鹿島 :まず、エアロバティックスという競技を簡単にご説明いただけますか?

室屋 :小型のプロペラ航空機を使って、上下、左右と、あらゆる方向へ機体を横転、反転させて飛び回るというものです。

鹿島 :かなり過激ですね。

室屋 :そうですね。飛行機では、これ以上の動きはできないと思います。

鹿島 :もともとは、どこで始まったものなのですか?

室屋 :最初に始めたのは、ヨーロッパで、ロシアとフランスがお互いに言い分があって譲らないんです。ロシア人は、最初に宙返りをしたと。フランス人は、俺らが最初だと。まだ、決着が付いていないのですが、ヨーロッパの方で始まったと言われています。

鹿島 :いつ頃だったんですかね?

室屋 :第一次世界大戦の前に航空機が本格的に飛び始めて、その頃に、あるチャレンジャーが始めたと言われているんです。

鹿島 :その頃は、まだ、飛行機は、双翼、2枚の羽根がある時代ですよね?

室屋 :そうですね。アニメに出てくるような飛行機で、よく、宙返りをして空中分解をしたりとかもあったということです(笑)。

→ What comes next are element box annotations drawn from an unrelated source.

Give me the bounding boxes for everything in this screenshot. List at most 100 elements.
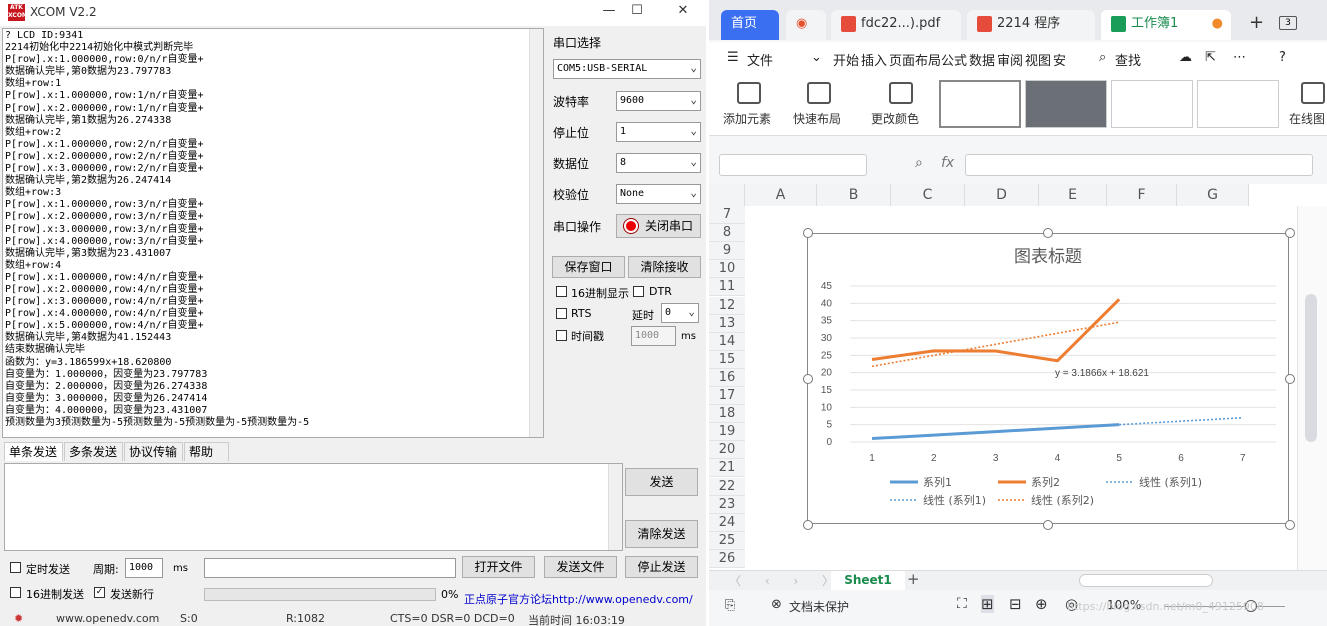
column-header[interactable]: C	[891, 184, 965, 206]
scroll-thumb[interactable]	[1305, 294, 1317, 442]
newline-checkbox[interactable]: ✓	[94, 587, 105, 598]
gear-icon[interactable]: ✹	[14, 612, 23, 625]
protect-icon[interactable]: ⊗	[771, 597, 782, 612]
period-input[interactable]: 1000	[125, 558, 163, 578]
share-icon[interactable]: ⇱	[1205, 50, 1216, 65]
menu-start[interactable]: 开始	[833, 50, 859, 69]
menu-layout[interactable]: 页面布局	[889, 50, 941, 69]
doc-protect-label[interactable]: 文档未保护	[789, 598, 849, 615]
search-label[interactable]: 查找	[1115, 50, 1141, 69]
timed-send-checkbox[interactable]	[10, 562, 21, 573]
close-icon[interactable]: ✕	[670, 3, 696, 18]
split-view-icon[interactable]: ⊕	[1035, 595, 1048, 613]
menu-view[interactable]: 视图	[1025, 50, 1051, 69]
menu-security[interactable]: 安	[1053, 50, 1066, 69]
row-header[interactable]: 14	[709, 332, 745, 351]
search-icon[interactable]: ⌕	[1099, 50, 1106, 65]
row-header[interactable]: 26	[709, 549, 745, 568]
menu-insert[interactable]: 插入	[861, 50, 887, 69]
resize-handle[interactable]	[803, 228, 813, 238]
online-chart-icon[interactable]	[1301, 82, 1325, 104]
resize-handle[interactable]	[1285, 228, 1295, 238]
sheet-grid[interactable]: ABCDEFG 7 8 9 10 11 12 13 14 15 16 17 18 19 20 21 22 23 2…	[709, 184, 1327, 570]
row-header[interactable]: 7	[709, 206, 745, 224]
baud-select[interactable]: 9600 ⌄	[616, 91, 701, 111]
tab-count-icon[interactable]: 3	[1279, 16, 1297, 30]
minimize-icon[interactable]: —	[596, 3, 622, 18]
chart-style-4[interactable]	[1197, 80, 1279, 128]
change-color-icon[interactable]	[889, 82, 913, 104]
row-header[interactable]: 11	[709, 278, 745, 297]
hex-display-checkbox[interactable]	[556, 286, 567, 297]
tab-workbook[interactable]: 工作簿1 ●	[1101, 10, 1231, 40]
row-header[interactable]: 12	[709, 296, 745, 315]
open-file-button[interactable]: 打开文件	[462, 556, 535, 578]
tab-protocol[interactable]: 协议传输	[124, 442, 183, 461]
stop-select[interactable]: 1 ⌄	[616, 122, 701, 142]
new-tab-icon[interactable]: +	[1249, 12, 1264, 33]
add-element-label[interactable]: 添加元素	[723, 110, 771, 127]
menu-review[interactable]: 审阅	[997, 50, 1023, 69]
page-view-icon[interactable]: ⊟	[1009, 595, 1022, 613]
menu-icon[interactable]: ☰	[727, 50, 739, 65]
row-header[interactable]: 17	[709, 387, 745, 405]
function-icon[interactable]: fx	[941, 155, 954, 171]
resize-handle[interactable]	[1043, 228, 1053, 238]
add-element-icon[interactable]	[737, 82, 761, 104]
record-icon[interactable]: ⎘	[725, 598, 735, 613]
cloud-icon[interactable]: ☁	[1179, 50, 1192, 65]
hex-send-checkbox[interactable]	[10, 587, 21, 598]
save-window-button[interactable]: 保存窗口	[552, 256, 625, 278]
tab-multi-send[interactable]: 多条发送	[64, 442, 123, 461]
formula-input[interactable]	[965, 154, 1313, 176]
help-icon[interactable]: ?	[1279, 50, 1286, 65]
site-link[interactable]: www.openedv.com	[56, 612, 159, 625]
menu-data[interactable]: 数据	[969, 50, 995, 69]
tab-help[interactable]: 帮助	[184, 442, 229, 461]
delay-select[interactable]: 0 ⌄	[661, 303, 699, 323]
menu-formula[interactable]: 公式	[941, 50, 967, 69]
resize-handle[interactable]	[1285, 374, 1295, 384]
resize-handle[interactable]	[1285, 520, 1295, 530]
column-header[interactable]: F	[1107, 184, 1177, 206]
column-header[interactable]: E	[1039, 184, 1107, 206]
send-file-button[interactable]: 发送文件	[544, 556, 617, 578]
maximize-icon[interactable]: ☐	[624, 3, 650, 18]
receive-area[interactable]: ? LCD ID:9341 2214初始化中2214初始化中模式判断完毕 P[row…	[2, 28, 544, 438]
rts-checkbox[interactable]	[556, 308, 567, 319]
port-select[interactable]: COM5:USB-SERIAL ⌄	[553, 59, 701, 79]
row-header[interactable]: 23	[709, 495, 745, 514]
quick-layout-icon[interactable]	[807, 82, 831, 104]
tab-pdf[interactable]: fdc22...).pdf	[831, 10, 961, 40]
chart-style-1[interactable]	[939, 80, 1021, 128]
timestamp-input[interactable]: 1000	[631, 326, 676, 346]
send-scrollbar[interactable]	[608, 464, 622, 550]
row-header[interactable]: 22	[709, 477, 745, 496]
more-icon[interactable]: ⋯	[1233, 50, 1246, 65]
tab-doc[interactable]: 2214 程序	[967, 10, 1095, 40]
row-header[interactable]: 25	[709, 531, 745, 550]
parity-select[interactable]: None ⌄	[616, 184, 701, 204]
tab-home[interactable]: 首页	[721, 10, 779, 40]
name-box[interactable]	[719, 154, 867, 176]
resize-handle[interactable]	[803, 374, 813, 384]
resize-handle[interactable]	[803, 520, 813, 530]
sheet-tab[interactable]: Sheet1	[831, 571, 905, 590]
column-header[interactable]: D	[965, 184, 1039, 206]
quick-layout-label[interactable]: 快速布局	[793, 110, 841, 127]
column-header[interactable]: B	[817, 184, 891, 206]
row-header[interactable]: 20	[709, 441, 745, 460]
chart-style-3[interactable]	[1111, 80, 1193, 128]
select-all-corner[interactable]	[709, 184, 745, 206]
close-port-button[interactable]: 关闭串口	[616, 214, 701, 238]
row-header[interactable]: 10	[709, 260, 745, 279]
change-color-label[interactable]: 更改颜色	[871, 110, 919, 127]
row-header[interactable]: 15	[709, 350, 745, 369]
clear-receive-button[interactable]: 清除接收	[628, 256, 701, 278]
forum-link[interactable]: 正点原子官方论坛http://www.openedv.com/	[464, 591, 693, 607]
chevron-double-icon[interactable]: ⌄	[811, 50, 822, 65]
timestamp-checkbox[interactable]	[556, 330, 567, 341]
row-header[interactable]: 16	[709, 368, 745, 387]
menu-file[interactable]: 文件	[747, 50, 773, 69]
resize-handle[interactable]	[1043, 520, 1053, 530]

鹿島 :具体的に、技の種類にはどんなものがあるんですか?

室屋 :まず、みなさんがよくわかる「宙返り」から入って、機体を横に回転させる「ロール」。それから、垂直上昇して反転する「ハンマーヘッド」。垂直上昇してエンジンを絞って飛行機をバックさせる「テールスライド」。あとは、プロペラ機特有のプロペラのコマのようなジャイロ効果というんですが、その力を使って飛行機が前転するというような技があります。

鹿島 :すごいですね。その技は、技の中でも高等技術なんでしょうね。

室屋 :それは、高等技術といいますか、荒技ですね(笑)。

鹿島 :失敗すると、どうなるのですか?

室屋 :失敗すると、回転が途中で止まりますのでパイロットは辛いんですが、止まったまま普通の姿勢に戻りますので安全性には支障はないです。

鹿島 :先日の「フォーミュラ・ニッポン」(富士スピードウェイでの第2戦)のデモンストレーションの時に、上昇して行って雲の中に消えたと思ったら、バックで雲の中から現れた時は周りから悲鳴が上がりました。

室屋 :下で見ていると、エンジンが止まって落ちてくるんじゃないかという感じに見えるものですから、いつも大体悲鳴が上がるようです。

鹿島 :今、ギャラリーが沸いているな、悲鳴が上がっているな、とかはわかるのですか?

室屋 :それはなんとなく。それを狙ってやっているところもありますから。

鹿島 :「ロール」をするにしても、15度ずつ、ピタッ、ピタッと、機体を止めて少しずつ回していく様は、見ていて気持ちがいいですね。

室屋 :ありがとうございます。機体を回転させたり、動かすのは非常に簡単なんですけども、機体を止めるのが、飛行機というのは難しいので、そういう技は上手くいくのに時間が掛かりました。